The actual stock price curve and predicted turning indicator Φ(t) of TSCO.L

5 Conclusions

This work proposes a novel turning point prediction approach for the time series analysis of stock price. The modeling of the nonlinear dynamic system based on the RVFL-GMDH network is introduced in the paper, and the chaos theory is utilized to analyze the time series. Using the fractal characteristic of strange attractor with infinite self-similar structure, the trajectory trend prediction in the reconstructed phase space is accomplished. This method not only exploits the prediction ability brought by the periodic denseness in chaotic dynamic systems but also avoids the issue that the single predicted value is not accurate due to the sensitivity of the initial value. A series of experiments are performed for the proposed approach on both the open dataset and practical stock price data.
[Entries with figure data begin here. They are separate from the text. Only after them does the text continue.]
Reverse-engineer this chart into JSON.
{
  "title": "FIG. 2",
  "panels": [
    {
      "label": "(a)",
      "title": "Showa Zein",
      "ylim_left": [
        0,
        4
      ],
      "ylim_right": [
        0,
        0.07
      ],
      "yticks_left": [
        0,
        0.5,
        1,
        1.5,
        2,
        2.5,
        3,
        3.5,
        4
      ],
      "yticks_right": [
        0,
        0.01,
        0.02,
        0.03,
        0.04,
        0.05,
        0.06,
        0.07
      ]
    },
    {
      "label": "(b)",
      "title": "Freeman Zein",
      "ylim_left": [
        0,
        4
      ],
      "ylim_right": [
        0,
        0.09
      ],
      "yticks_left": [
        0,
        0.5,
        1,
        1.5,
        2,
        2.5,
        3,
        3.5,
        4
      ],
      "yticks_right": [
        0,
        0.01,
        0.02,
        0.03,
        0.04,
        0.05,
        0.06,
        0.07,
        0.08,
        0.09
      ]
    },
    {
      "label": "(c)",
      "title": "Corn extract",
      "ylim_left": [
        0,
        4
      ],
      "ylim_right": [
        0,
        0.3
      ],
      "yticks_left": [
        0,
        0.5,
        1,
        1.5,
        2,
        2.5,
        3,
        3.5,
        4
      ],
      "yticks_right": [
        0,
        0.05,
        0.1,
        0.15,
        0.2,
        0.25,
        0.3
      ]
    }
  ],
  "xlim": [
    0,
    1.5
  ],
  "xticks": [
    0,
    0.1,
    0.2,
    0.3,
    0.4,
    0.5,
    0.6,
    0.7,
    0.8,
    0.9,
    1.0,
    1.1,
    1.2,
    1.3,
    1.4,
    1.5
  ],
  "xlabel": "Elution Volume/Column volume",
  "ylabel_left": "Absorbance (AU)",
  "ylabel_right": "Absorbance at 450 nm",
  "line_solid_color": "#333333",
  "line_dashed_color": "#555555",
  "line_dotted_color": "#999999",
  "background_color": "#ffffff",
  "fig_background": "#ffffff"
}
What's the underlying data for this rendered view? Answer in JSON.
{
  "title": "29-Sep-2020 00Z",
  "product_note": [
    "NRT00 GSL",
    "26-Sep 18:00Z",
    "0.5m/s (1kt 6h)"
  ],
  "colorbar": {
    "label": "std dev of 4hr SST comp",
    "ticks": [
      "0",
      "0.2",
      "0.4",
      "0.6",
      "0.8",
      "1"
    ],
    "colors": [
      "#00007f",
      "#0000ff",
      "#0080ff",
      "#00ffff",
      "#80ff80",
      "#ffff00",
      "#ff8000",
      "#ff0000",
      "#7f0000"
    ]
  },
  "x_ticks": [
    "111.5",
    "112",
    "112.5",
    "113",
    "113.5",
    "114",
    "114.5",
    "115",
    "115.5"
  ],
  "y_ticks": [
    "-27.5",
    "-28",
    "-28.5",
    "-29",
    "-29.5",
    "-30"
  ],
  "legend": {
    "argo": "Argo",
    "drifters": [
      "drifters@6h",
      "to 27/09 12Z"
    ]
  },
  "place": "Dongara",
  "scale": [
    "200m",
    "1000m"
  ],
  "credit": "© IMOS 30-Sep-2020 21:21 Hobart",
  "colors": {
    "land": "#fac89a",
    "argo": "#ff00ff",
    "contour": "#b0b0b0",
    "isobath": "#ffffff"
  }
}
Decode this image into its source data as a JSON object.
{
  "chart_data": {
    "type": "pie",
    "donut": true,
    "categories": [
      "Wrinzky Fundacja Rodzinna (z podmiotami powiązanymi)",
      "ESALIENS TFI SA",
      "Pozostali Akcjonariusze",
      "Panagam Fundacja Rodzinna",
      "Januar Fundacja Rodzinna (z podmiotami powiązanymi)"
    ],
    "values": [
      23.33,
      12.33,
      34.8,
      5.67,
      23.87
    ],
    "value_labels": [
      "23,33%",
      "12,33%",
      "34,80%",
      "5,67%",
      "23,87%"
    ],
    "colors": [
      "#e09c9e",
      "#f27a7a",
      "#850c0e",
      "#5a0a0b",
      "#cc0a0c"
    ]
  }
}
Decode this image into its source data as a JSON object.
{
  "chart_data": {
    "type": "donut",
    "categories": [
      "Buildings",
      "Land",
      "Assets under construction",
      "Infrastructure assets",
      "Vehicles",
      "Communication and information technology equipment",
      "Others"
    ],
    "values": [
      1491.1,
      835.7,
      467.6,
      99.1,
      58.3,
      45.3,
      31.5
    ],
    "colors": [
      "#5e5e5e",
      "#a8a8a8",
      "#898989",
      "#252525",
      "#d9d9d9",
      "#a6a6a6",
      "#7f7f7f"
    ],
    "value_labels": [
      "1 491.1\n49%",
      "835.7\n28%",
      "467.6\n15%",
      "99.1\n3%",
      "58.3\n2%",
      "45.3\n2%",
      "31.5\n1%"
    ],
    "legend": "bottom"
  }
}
The experimental findings demonstrate the effectiveness of the model compared to the other state-of-art methods and present the proposed procedure with the substantial performance for forecasting the turning points of stock time series in real-life application scenarios. Based on the experimental analysis, it can be concluded that the proposed procedure has a significant capability for the turning point prediction of stock price and can also be extended to other fields such as electricity load forecasting, material demand planning, and international oil price forecast. In future development, we plan to deploy it on embedded systems to form the production for automatically predicting and recognizing the turning points of stock prices. Meanwhile, we intend to apply it to more real-world applications.